Während seines recht langen Lebens komponierte er neben anderen Wundertüten 106 Sinfonien – zum Vergleich: Mozart komponierte rund 60, Beethoven neun – und 68 Streichquartette; er gilt als Begründer dieser Art der kammermusikalischen Darbietung. Bis 1900 nannte man Streichquartette die anspruchsvollste musikalische Gattung, und nicht jeder kam gut mit ihr zurecht. Sowohl Mozart als auch Beethoven taten sich ein bisschen schwer mit diesem Ding, und wenn man sich Mozarts KV 589 anschaut – ein Quartett, das sich auf Haydns Opus 33,2 bezieht –, dann merkt man schon, dass er sich anstrengen musste, um seinem „Lehrmeister“ Paroli bieten zu können. Und den Schluss, auf den ich noch genüsslich zu sprechen komme, konnte selbst er nicht übertreffen.

Haydn verbrachte fast sein gesamtes Komponistenleben am Hof des Fürsten Eszterházy, wo er unbeeinflusst von anderen musikalischen Strömungen ausprobieren konnte, was ging und was nicht und so seinen eigenen Stil entwickelte. Und der war, wie erwähnt, eine Ansage. Haydns Art zu komponieren, lässt sich am besten mit „ökonomisch“ umschreiben. Er nutzt wenige motivische Bausteine, die sich in einem folgerichtigen, logischen Prozess stimmig entwickeln. Seine Quartette haben einen konsequenten, fast zwingenden Charakter.
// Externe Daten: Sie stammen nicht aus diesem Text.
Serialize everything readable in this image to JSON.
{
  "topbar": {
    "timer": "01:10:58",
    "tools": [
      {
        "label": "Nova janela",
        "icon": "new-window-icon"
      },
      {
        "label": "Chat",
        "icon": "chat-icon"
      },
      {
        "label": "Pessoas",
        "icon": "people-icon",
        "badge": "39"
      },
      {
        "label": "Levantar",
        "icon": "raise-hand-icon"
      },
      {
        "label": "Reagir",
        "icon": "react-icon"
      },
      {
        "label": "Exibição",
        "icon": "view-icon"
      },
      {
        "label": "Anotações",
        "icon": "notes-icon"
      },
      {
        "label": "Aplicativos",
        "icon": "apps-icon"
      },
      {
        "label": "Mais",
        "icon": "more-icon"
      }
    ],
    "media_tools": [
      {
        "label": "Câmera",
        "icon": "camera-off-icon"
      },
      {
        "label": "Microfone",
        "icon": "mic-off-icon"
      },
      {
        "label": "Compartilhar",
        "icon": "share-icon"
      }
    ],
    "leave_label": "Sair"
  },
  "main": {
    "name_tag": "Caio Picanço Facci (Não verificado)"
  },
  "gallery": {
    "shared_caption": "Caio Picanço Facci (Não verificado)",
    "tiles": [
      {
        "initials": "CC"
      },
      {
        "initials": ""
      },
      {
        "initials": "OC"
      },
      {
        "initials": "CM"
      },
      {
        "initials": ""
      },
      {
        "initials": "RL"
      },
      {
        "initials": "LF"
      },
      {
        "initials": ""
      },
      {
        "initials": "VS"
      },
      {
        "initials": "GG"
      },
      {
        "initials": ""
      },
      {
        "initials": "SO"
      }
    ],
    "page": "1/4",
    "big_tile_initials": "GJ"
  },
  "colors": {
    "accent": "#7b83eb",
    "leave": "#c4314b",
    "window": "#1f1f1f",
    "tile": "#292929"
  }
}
Um das einzuordnen: Mozart folgt auch einem Schema, dengelt aber gerne noch eine Runde Verzierungen an alles dran, während Beethoven, das enfant terrible, gleich ganz die strenge Sonatensatzform zertrümmert – die Haydn entwickelt hatte, die aber erst nach 1800 überhaupt einen Namen bekam.

Hören wir doch mal in seine kleinen Spielereien rein, die er betrieb, um die Zuhörer bei der Stange zu halten. Oder: sie überhaupt vom Billardtisch, dem Kaffeekränzchen oder dem neuesten Klatsch aus der Hofburg wegzukriegen.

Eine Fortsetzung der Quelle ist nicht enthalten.